Je me souviens avoir présenté « La Dame à la licorne », et avoir expliqué que les Parcs foisonnaient de la même richesse : richesse écologique, géographique… richesses de la faune, de la flore, des minéraux. Nous ne savions pas ce que nous allions produire mais nous savions que nous devions atteindre ce but. Il fallait trouver une image qui ait autant de qualités que celle-là : ambitieuse et riche, à l’instar de la démarche des Parcs.
Mais nous n’avons rien inventé. Inconsciemment, tout était déjà dans le discours du client. Nous avons simplement révélé un élément fondamental de la stratégie des parcs. Ensuite, nous avons affiné la découverte, nous nous sommes mis à l’écoute de notre client afin de parfaire sa connaissance. Il faut, lorsqu’on travaille sur une identité, avoir du désir pour cette identité.
Dans quel contexte a été formulée la demande ?
À cette époque, les Parcs nationaux possédaient un matériel de communication, disons, « assez bricolé ». Chacun des sept Parcs avait son autonomie d’expression et nous étions face à des aventures individuelles qui chacune s’ancrait dans son territoire : la montagne, la mer. Il n’y avait aucune synergie concrète, même si certains concepts étaient partagés. Les Parcs ressentaient donc la nécessité de relier toutes ces expressions et de construire un outil unificateur. Il fallait cependant, que chaque Parc garde sa singularité, son originalité.
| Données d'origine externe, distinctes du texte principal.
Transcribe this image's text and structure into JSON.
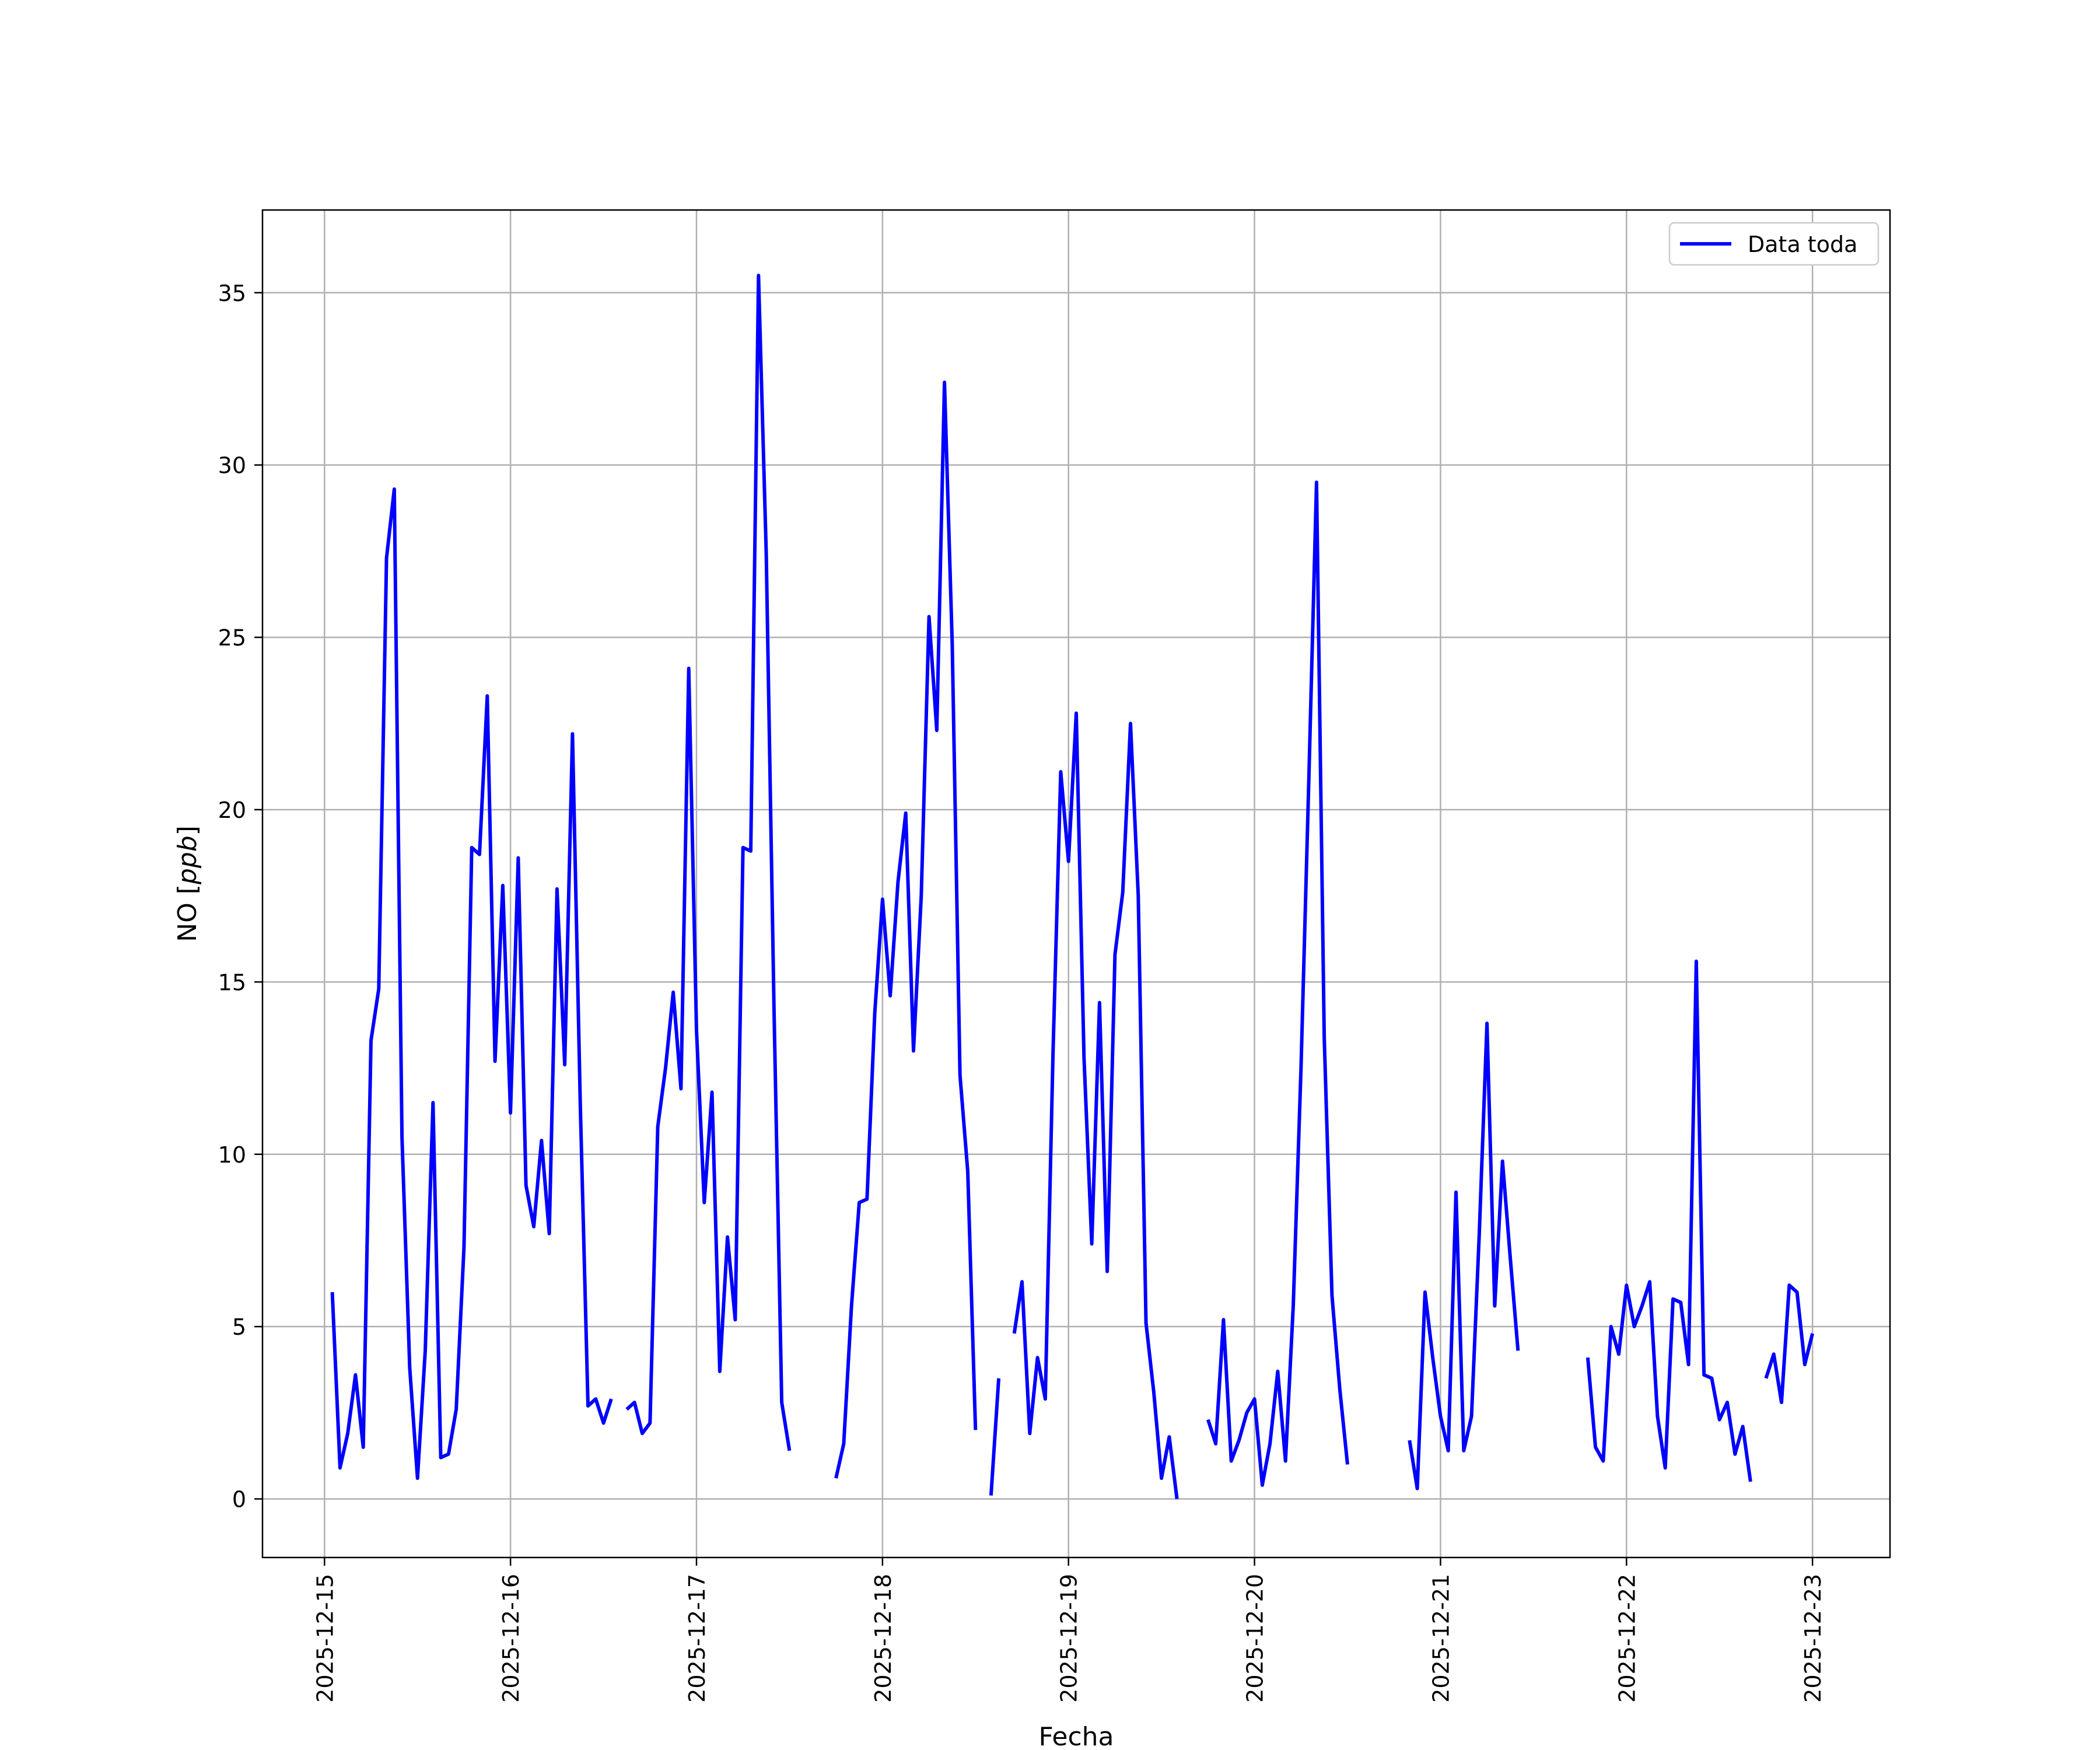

Telle était la problématique exprimée dans le cahier des charges.
Cela nous conduit, immédiatement, à rejeter la construction d’une identité logotypique pour chaque Parc. Nous avons insisté sur la nécessité d’inventer un label national. Une image symbolique majeure attestant de la qualité « Parc national » sur le mode le plus universel possible : un emblème. Et ce fut la proposition de la spirale. Ensuite, c’est en articulant cet emblème avec le nom propre des territoires que nous avons construit des logotypes différenciés.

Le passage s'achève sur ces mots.